Unable to pass dynamic and unique date values in JMeter

I have a request payload(JSON format) which has an array with 1000 objects and each object has 6 key value pairs out of which 5 I’m reading from the csv file using parameterization and the 6th key has to be a unique date value of a future date for each of the object in the array.
I tried this with time-shift function which works for 1 iteration but I want to execute it for n- number of iterations.
I checked for groovy code for this but I have no knowledge of groovy and have started learning it.

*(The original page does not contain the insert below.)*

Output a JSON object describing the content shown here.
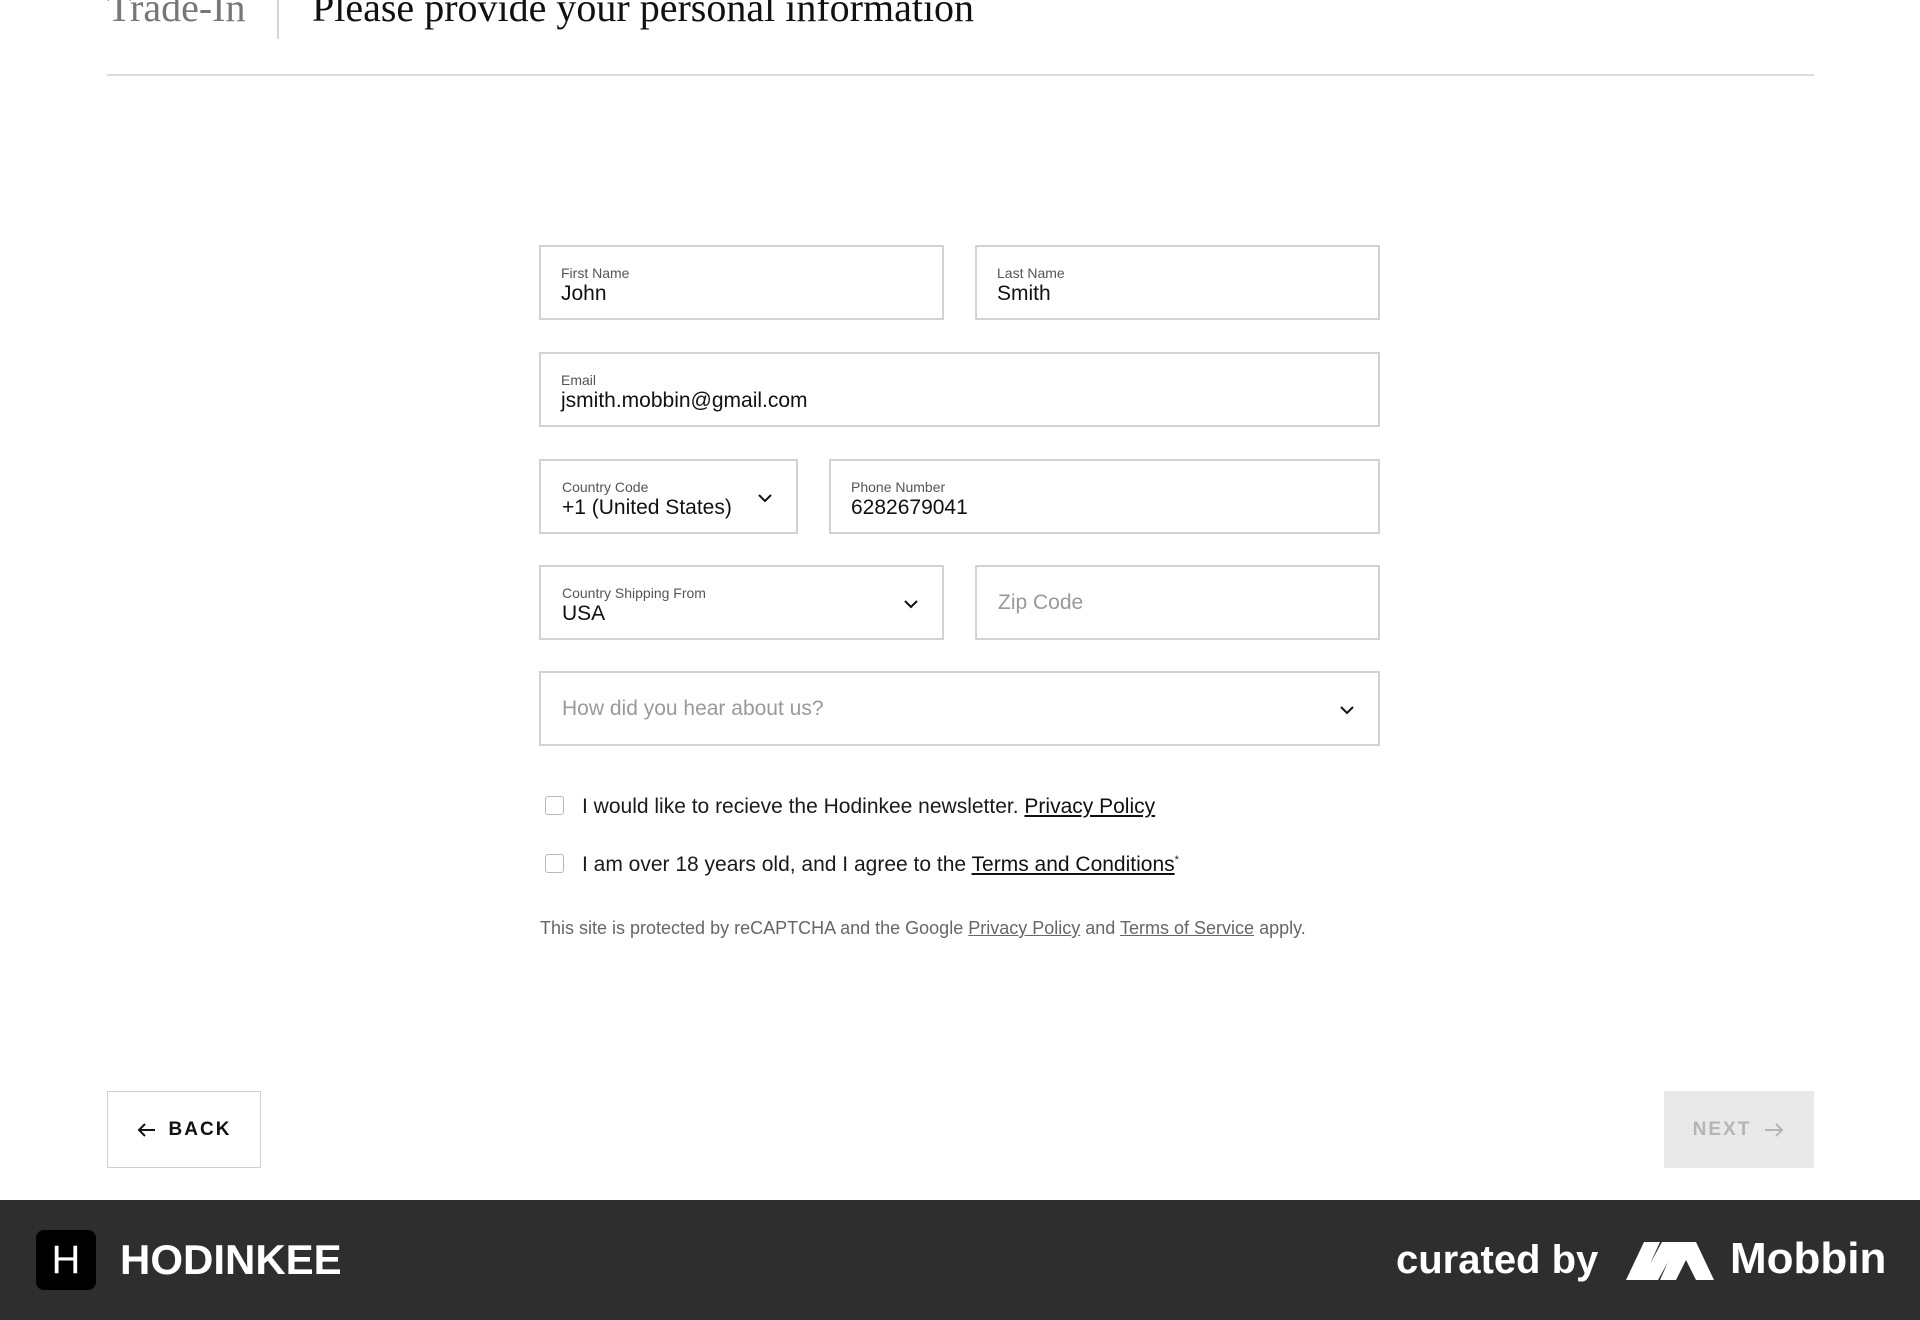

How can I achieve this in JMeter.
Also, on reading time-shift function from HTTP Request Defaults-Parameters or from the Test Plan-User Defined Variables it does not read different date for each object, it duplicates same date of the first variable in each object.
{
“deviceNumber": “XX”,
“array: [
{
“keyValue1: “${value1_ReadFromCSV}”,
"keyValue2”: “${value2_ReadFromCSV}”,
"keyValue3”: “${value3_ReadFromCSV}”,
"keyValue4”: “${value4_ReadFromCSV}”,
"keyValue5”: “${value5_ReadFromCSV}”,
"keyValue6”: "2020-05-23” (Should be dynamically generated)
},
{
“keyValue7: “value7_ReadFromCSV”,
"keyValue8”: "value8_ReadFromCSV",
"keyValue9”: "value9_ReadFromCSV",
"keyValue10”: "value10_ReadFromCSV",
"keyValue11”: "value11_ReadFromCSV",
"keyValue12”: "2020-05-24” (Should be dynamically generated)
},
.
.
.
.
{
“keyValue995: “value995_ReadFromCSV”,
"keyValue996”: "value996_ReadFromCSV",
"keyValue997”: "value997_ReadFromCSV",
"keyValue998”: "value998_ReadFromCSV",
"keyValue999”: "value999_ReadFromCSV",
"keyValue1000”: "2025–12-31” (Should be dynamically generated)
}
]
}
I have got the partial solution to this, by reading the csv file line by line and storing each line into a variable using groovy. However, I don't want to store directly the line into the variable but to create a JSON object like above from each line of csv file with a unique future date for each object which is in the array.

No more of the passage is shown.